California Consumer Groups Attack Insurance Reforms

California Governor Gavin Newsom has put an insurance trailer bill into his proposed budget. For those not knowing, a trailer bill makes statutory changes needed for budget implementation if a majority in both of the Legislatures houses approve.

As you know, California’s homeowners insurance market is in free fall. The governor has hinted that Insurance Commissioner Ricardo Lara’s proposed reforms are not moving fast enough and insurers are leaving the state or, if they’re not leaving, they’re suspending taking on new insureds or not renewing policies at their expiration date.

This is pushing more desperate consumers into the state’s insurer of last resort, the FAIR Plan.

Not waiting for the commissioner’s plan to be implemented, the governor’s trailer bill will force the California Department of Insurance to approve or disapprove any proposed insurance rate raise that is below 7% within 60 days.

“We need to stabilize this market,” Newsom said. “We need to send the right signals. We need to move.”

Proposition 103 — passed in the 1980s — requires the Department of Insurance to approve any rate increases. That fact stays in the trailer bill. The governor says the only change is requiring the department to move faster.
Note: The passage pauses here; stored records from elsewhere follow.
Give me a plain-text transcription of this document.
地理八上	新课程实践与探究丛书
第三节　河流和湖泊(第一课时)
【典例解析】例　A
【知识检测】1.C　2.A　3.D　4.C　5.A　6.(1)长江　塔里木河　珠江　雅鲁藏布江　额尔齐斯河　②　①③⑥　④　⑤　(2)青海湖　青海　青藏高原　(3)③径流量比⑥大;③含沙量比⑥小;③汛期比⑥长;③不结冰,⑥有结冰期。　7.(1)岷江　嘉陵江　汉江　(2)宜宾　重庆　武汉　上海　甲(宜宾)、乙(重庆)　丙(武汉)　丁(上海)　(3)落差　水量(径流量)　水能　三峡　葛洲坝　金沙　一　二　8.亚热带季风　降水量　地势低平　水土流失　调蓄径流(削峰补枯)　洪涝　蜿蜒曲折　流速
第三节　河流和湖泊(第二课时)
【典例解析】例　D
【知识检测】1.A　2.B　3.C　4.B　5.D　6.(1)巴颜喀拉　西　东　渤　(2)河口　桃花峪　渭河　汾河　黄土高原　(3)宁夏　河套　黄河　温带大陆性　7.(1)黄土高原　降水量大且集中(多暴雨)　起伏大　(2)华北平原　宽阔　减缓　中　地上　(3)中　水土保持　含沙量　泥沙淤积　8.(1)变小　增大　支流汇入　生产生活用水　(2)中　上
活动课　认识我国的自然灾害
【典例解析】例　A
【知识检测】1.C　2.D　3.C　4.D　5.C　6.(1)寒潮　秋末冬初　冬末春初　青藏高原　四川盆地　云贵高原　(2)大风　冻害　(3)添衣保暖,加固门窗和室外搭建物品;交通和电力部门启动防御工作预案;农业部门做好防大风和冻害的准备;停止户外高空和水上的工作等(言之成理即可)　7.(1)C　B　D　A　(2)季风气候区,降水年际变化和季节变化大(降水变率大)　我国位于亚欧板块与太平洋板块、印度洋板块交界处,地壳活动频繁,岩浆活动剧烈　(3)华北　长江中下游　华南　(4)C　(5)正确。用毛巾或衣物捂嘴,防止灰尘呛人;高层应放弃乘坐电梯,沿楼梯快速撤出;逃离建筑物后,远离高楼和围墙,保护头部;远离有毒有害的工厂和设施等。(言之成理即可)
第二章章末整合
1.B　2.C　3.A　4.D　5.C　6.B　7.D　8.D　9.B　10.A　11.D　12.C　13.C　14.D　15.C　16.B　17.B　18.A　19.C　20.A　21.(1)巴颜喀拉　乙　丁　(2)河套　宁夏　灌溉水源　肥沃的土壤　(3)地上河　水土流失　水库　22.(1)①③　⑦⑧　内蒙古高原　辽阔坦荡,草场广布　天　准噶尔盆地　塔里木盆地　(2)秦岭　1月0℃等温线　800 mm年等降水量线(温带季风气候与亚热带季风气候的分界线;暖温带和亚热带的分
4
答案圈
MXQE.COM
Consumer groups — as expected — oppose the bill and Lara’s proposed reforms. Six of them — Consumer Watchdog, Consumer Federation of California, Consumers for Auto Reliability and Safety, Consumer Federation of America, Consumer Protection Policy Center, and The Children’s Advocacy Institute — issued a joint statement stating this isn’t a good for consumers.

Consumer Watchdog says the bill excludes consumer opinions if the proposed rate increase is below 7%. The group says the 60 day rush will force Lara and his department to approve rate changes with limited information. Consumer Watchdog — and the other groups — contend it removes consumer participation in the process.

“Giving insurers the right to raise rates more quickly will only leave Californians paying higher rates, not get more insurance companies back in the market,” the groups said in their letter. “The largest insurance companies in California have received double digit rate hikes recently — 20% for State Farm that took effect in March on top of an additional 6.9% last year, three rate hikes adding up to 37% for Farmers in the last year — and the companies still refuse to write new business.”